Tsarigrad Road

Many passed in both directions along what was to be the Tsarigrad Road: units, groups, and military formations came to pillage and kill (the Huns), or to defend (the Roman legions), or to conquer new frontiers (the Ottoman invasions).

The Roman road was 9 strides wide (6 meters), surfaced with large polygonal tiles or with sand, and ran in straight segments, with stone bridges and milestones.

This route was the most natural and the shortest, but during the Byzantine and Slavic epochs it was generally abandoned and neglected, so that merchant caravans and delegations, for a series of centuries after the fall of the Roman state and before the arrival of the Turks in the area, used a route through Prva Kutina (formerly Banja Kutina), then through Radikina Bara, Koprivnica, and Jagličje, through Preslap (the snake meadow) beneath Mount Mosor, Veta, Toponica, Špaj, and Vrgudinac in the direction of modern Bela Palanka.

This variant of the route leading to Istanbul was apparently discovered by the Turks at the end of the fifteenth century or the start of the sixteenth, and it led through Banja, Jelašnica, and Studen, and thereafter through Bancarevo, Glogovac, Popov Šah, Špaj, and Vrgudinac to modern Bela Palanka.

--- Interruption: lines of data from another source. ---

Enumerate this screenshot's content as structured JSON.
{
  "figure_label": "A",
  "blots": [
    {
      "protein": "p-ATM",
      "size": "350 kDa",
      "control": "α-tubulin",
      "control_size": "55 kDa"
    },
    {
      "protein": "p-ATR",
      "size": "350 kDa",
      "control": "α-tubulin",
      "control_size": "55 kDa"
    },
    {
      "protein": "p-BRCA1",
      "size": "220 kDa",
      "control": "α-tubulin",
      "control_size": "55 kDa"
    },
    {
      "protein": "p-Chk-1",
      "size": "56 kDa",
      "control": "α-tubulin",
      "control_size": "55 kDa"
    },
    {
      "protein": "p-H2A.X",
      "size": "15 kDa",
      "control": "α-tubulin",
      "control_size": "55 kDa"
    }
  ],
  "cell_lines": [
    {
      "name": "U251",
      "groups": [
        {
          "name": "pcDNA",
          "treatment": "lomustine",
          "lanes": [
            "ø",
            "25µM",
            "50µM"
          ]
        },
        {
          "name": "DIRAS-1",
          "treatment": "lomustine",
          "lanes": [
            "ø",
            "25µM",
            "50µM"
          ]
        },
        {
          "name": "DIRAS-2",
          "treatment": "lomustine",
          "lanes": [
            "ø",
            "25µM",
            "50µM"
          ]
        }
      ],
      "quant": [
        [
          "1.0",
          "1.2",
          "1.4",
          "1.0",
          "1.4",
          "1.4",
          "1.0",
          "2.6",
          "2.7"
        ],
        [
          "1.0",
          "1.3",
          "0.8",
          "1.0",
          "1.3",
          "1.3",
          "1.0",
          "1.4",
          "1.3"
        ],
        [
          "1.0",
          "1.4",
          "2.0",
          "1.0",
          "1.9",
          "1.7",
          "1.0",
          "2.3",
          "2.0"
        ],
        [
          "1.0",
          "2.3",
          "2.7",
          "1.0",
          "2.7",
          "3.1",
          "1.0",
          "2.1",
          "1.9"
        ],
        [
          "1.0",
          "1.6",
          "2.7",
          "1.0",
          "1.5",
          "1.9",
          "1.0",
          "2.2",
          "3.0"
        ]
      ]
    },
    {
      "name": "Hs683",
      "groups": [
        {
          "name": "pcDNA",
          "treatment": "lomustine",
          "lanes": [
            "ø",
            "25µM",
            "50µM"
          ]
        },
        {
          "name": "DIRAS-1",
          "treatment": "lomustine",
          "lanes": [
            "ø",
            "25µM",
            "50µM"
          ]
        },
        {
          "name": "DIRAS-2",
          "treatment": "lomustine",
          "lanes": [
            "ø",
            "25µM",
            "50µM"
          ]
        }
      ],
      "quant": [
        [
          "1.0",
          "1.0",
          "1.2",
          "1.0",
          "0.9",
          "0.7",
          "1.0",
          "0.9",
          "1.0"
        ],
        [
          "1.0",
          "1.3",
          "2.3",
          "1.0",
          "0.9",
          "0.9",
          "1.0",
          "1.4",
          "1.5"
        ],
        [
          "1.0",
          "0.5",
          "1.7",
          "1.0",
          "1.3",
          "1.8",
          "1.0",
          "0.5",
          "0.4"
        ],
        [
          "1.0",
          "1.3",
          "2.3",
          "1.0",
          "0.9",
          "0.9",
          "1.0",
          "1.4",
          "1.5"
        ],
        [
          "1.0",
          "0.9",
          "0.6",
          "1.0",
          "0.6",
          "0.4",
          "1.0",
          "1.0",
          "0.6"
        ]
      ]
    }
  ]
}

For their needs, travelers, merchants, military units, Tatars, and ulaks (couriers, news-bearers, postmen), foreign and Turkish delegations, state and religious missions, pilgrims and devşirme children, bearers of wares and money, etc., used the Tsarigrad Road.

Some of the stations on the Roman road were: Mutatio ad sextum (Mali Mokri Lug), Tricornium (Ritopek), Margum (Kulič, by Smederevo), Viminacium (Kostolac), Idimmum (Medveđa), Horreum Margi (Ćuprija), Praesidium Pompei (Bovan, by Aleksinac), Naissus (Niš), Remesiana (Bela Palanka), and Turres (Pirot).

In the time of the Ottoman Empire, lodgings (konaks) on the Tsarigrad Road from Sofia to Belgrade were arranged to be reachable from the last station by a day’s walking.

Along this route today passes Highway E-80, the eastern end of the great Pan-European Corridor X, Branch C (Salzburg—Ljubljana—Zagreb—Belgrade—Niš—Sofia—Plovdiv—Edirne—Istanbul), which connects through Asia Minor with other areas of the world.

Since the time of the Romans, the road was surfaced with tiles, filled in with gravel or small stones, or in places just mud.